The Peoples’ Democratic Party (HDP) parliamentary group leader Meral Danış Beştaş on 2 January questioned Turkish Justice Minister Bekir Bozdağ about restrictions on family and legal visits to Kurdistan Workers’ Party (PKK) leader Abdullah Öcalan, who has been held in absolute incommunicado for 21 months.
Beştaş pointed out that Öcalan and the other three prisoners in İmralı Prison were not allowed contact of any kind with the outside world, including letters, books and magazines, or even talk among themselves, in violation of the Turkish Constitution as well as various international conventions to which Turkey is a signatory, including article 6 of the European Convention on Human Rights.

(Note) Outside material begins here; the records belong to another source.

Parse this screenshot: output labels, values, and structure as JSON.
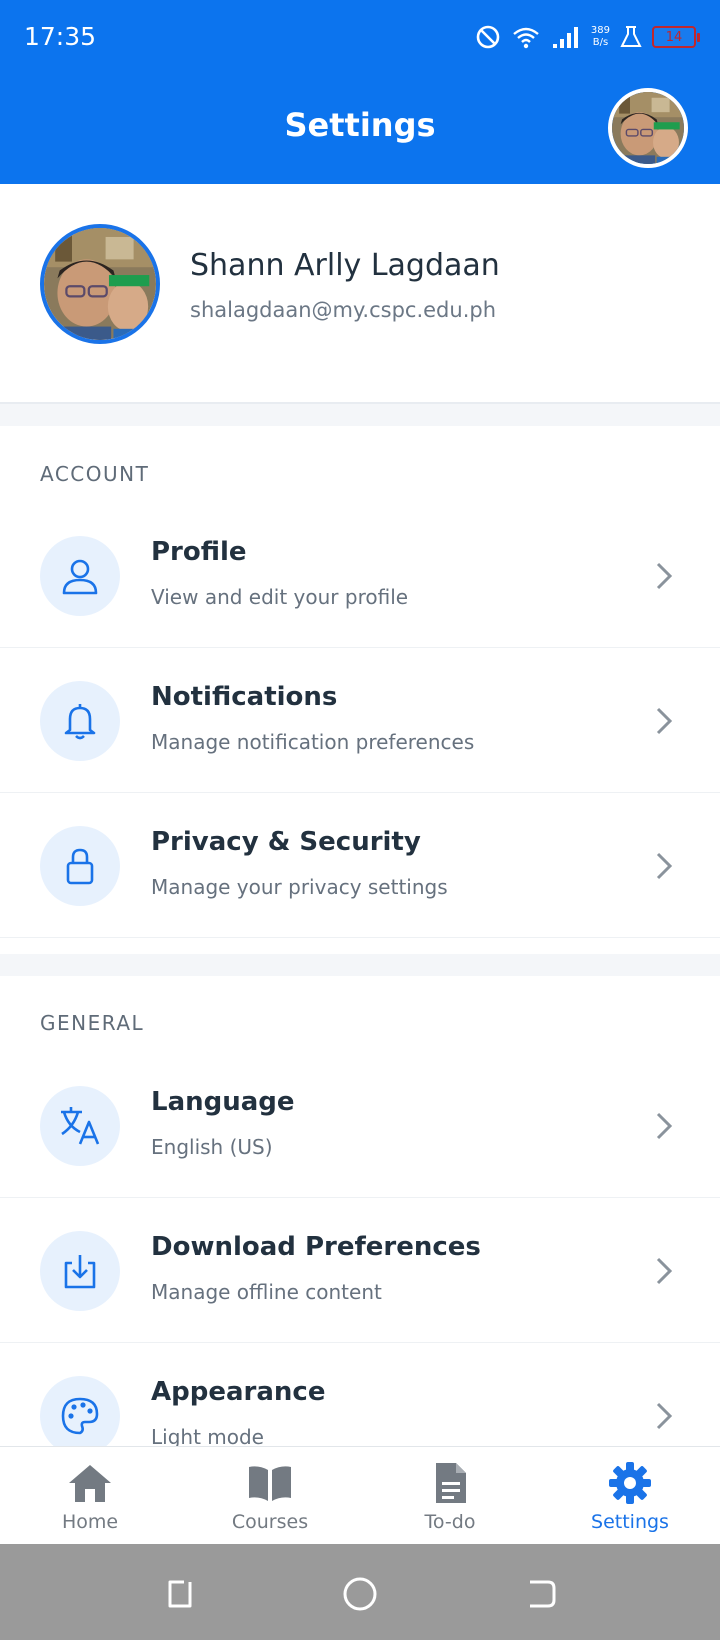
{
  "status_bar": {
    "time": "17:35",
    "net_speed_value": "389",
    "net_speed_unit": "B/s",
    "battery": "14"
  },
  "header": {
    "title": "Settings"
  },
  "profile": {
    "name": "Shann Arlly Lagdaan",
    "email": "shalagdaan@my.cspc.edu.ph"
  },
  "sections": {
    "account": {
      "title": "ACCOUNT",
      "items": [
        {
          "title": "Profile",
          "subtitle": "View and edit your profile",
          "icon": "user-icon"
        },
        {
          "title": "Notifications",
          "subtitle": "Manage notification preferences",
          "icon": "bell-icon"
        },
        {
          "title": "Privacy & Security",
          "subtitle": "Manage your privacy settings",
          "icon": "lock-icon"
        }
      ]
    },
    "general": {
      "title": "GENERAL",
      "items": [
        {
          "title": "Language",
          "subtitle": "English (US)",
          "icon": "translate-icon"
        },
        {
          "title": "Download Preferences",
          "subtitle": "Manage offline content",
          "icon": "download-icon"
        },
        {
          "title": "Appearance",
          "subtitle": "Light mode",
          "icon": "palette-icon"
        }
      ]
    }
  },
  "bottom_nav": {
    "items": [
      {
        "label": "Home",
        "icon": "home-icon",
        "active": false
      },
      {
        "label": "Courses",
        "icon": "book-icon",
        "active": false
      },
      {
        "label": "To-do",
        "icon": "document-icon",
        "active": false
      },
      {
        "label": "Settings",
        "icon": "gear-icon",
        "active": true
      }
    ]
  },
  "colors": {
    "primary": "#0c74ee",
    "accent": "#1a73e8",
    "icon_bg": "#e7f1fd",
    "nav_inactive": "#737a82",
    "system_nav": "#9a9a9a"
  }
}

She noted that in the last 11 years Öcalan has been allowed only five legal visits, and the other prisoners, Hayri Konar, Hamili Yıldırım and Veysi Aktaş, who were transferred to İmralı Prison in 2015, have been allowed none at all.
In that last period, none of the prisoners have had more than 5 family visits. And since March 2021 dozens of applications have been made for visits by family and lawyers and all have been rejected or completely ignored.
Beştaş also noted that the European Court of Human Rights had ruled that Öcalan’s life sentence until death was a violation of article 3 of the Convention, as he was left devoid of all hope.
Beştaş requested the publication of data on the rejection of repeated applications submitted by lawyers and family to visit İmralı, and whether the Ministry was aware of these decisions. She asked the Justice Minister whether necessary action had been taken in respect of reports issued by the European Committee for the Prevention of Torture (CPT) on prison conditions. Bozdağ was also asked what action had been taken in response to deadlines imposed on Turkey by the European Council of Ministers, among other issues.
Recently, HDP MPs held a march at the Ministry of Justice calling for Öcalan to be allowed legal visits. Their banners held the slogans, “Apply the law in İmralı”, and “Isolation is a Crime against Humanity”. MP Tülay Hatimoğulları condemned the policy of isolation on all prisoners, and called for Abdullah Öcalan to be allowed family and legal visits forthwith. The march was blocked by police.